Enam anggota yang hadir diwakili tiga fraksi, yakni Demokrat, PDIP, dan PKB. Demokrat diwakili Didi, Harry Witjaksono, Andi Rahmat, dan Sutjipto. Sementara itu, PDIP dan PKB masing-masing diwakili Dolfie OFP dan Cecep Syaifuddin. Satu anggota PDIP lainnya, Irsal Yunus, berhalangan hadir. Fraksi yang sama sekali tidak mewakilkan anggotanya adalah Fraksi Partai Golkar, PKS, PAN, PPP, Gerindra, dan Hanura.
Menurut Didi, para anggota dewan yang absen beralasan memiliki kesibukan lain. Dia merasa aneh terhadap alasan itu.
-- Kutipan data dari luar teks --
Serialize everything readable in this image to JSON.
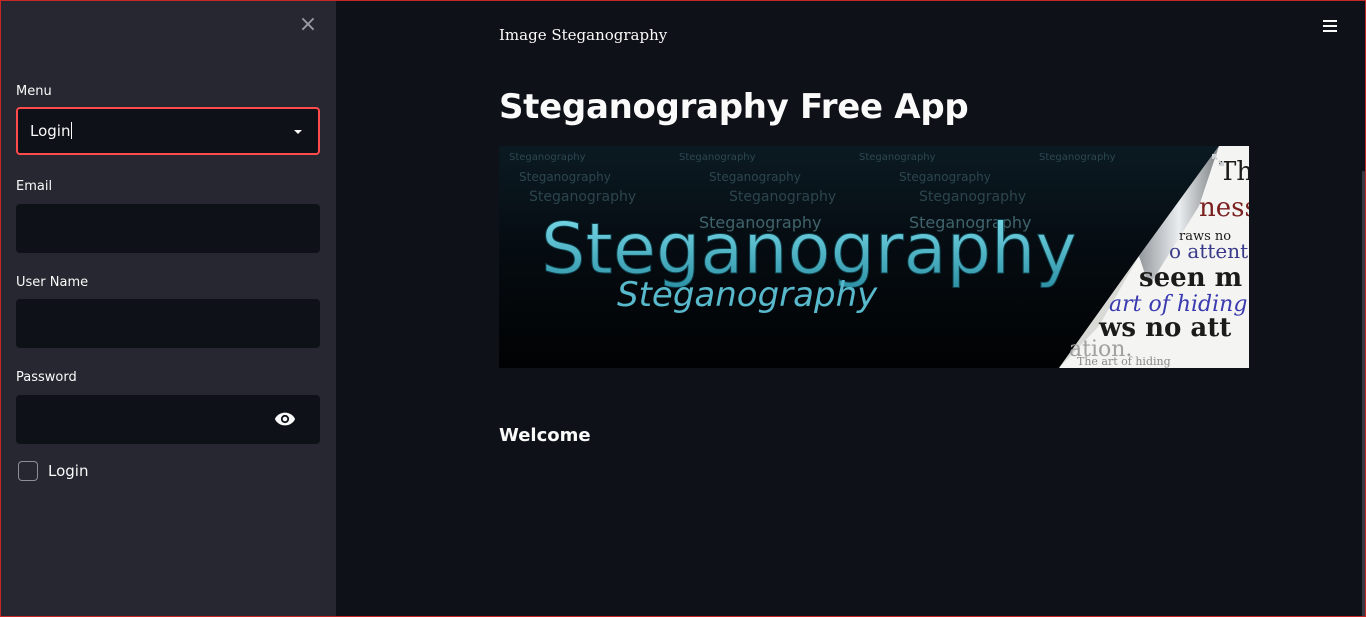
{
  "sidebar": {
    "close_icon": "×",
    "menu": {
      "label": "Menu",
      "selected": "Login"
    },
    "email": {
      "label": "Email",
      "value": ""
    },
    "username": {
      "label": "User Name",
      "value": ""
    },
    "password": {
      "label": "Password",
      "value": ""
    },
    "login_checkbox": {
      "label": "Login",
      "checked": false
    }
  },
  "main": {
    "page_heading": "Image Steganography",
    "title": "Steganography Free App",
    "banner": {
      "main_word": "Steganography",
      "sub_word": "Steganography",
      "row_words": "Steganography",
      "peel_lines": [
        "Th",
        "ness",
        "raws no",
        "o attent",
        "seen m",
        "art of hiding i",
        "ws no att",
        "ation.",
        "The art of hiding"
      ]
    },
    "welcome": "Welcome"
  },
  "colors": {
    "sidebar_bg": "#262730",
    "main_bg": "#0e1117",
    "accent": "#ff4b4b",
    "text": "#fafafa"
  }
}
Sebab, kebutuhan untuk menyelesaikan RUU TPPU sangat mendesak. "Kalau alasannya sibuk, Partai Demokrat juga sibuk," sindirnya.
Didi menyatakan, kehadiran anggota tim lain sangat dibutuhkan untuk menyelesaikan RUU yang dibahas sejak DPR periode sebelumnya itu. Masih adanya perdebatan terkait dengan tindak lanjut laporan PPATK dalam RUU TPPU ditengarai menjadi penyebab. Hal itu seharusnya tidak menjadi persoalan karena sudah merupakan kesepakatan panitia kerja (panja). "Tugas tim perumus hanya masalah redaksional, bukan substansial," jelasnya.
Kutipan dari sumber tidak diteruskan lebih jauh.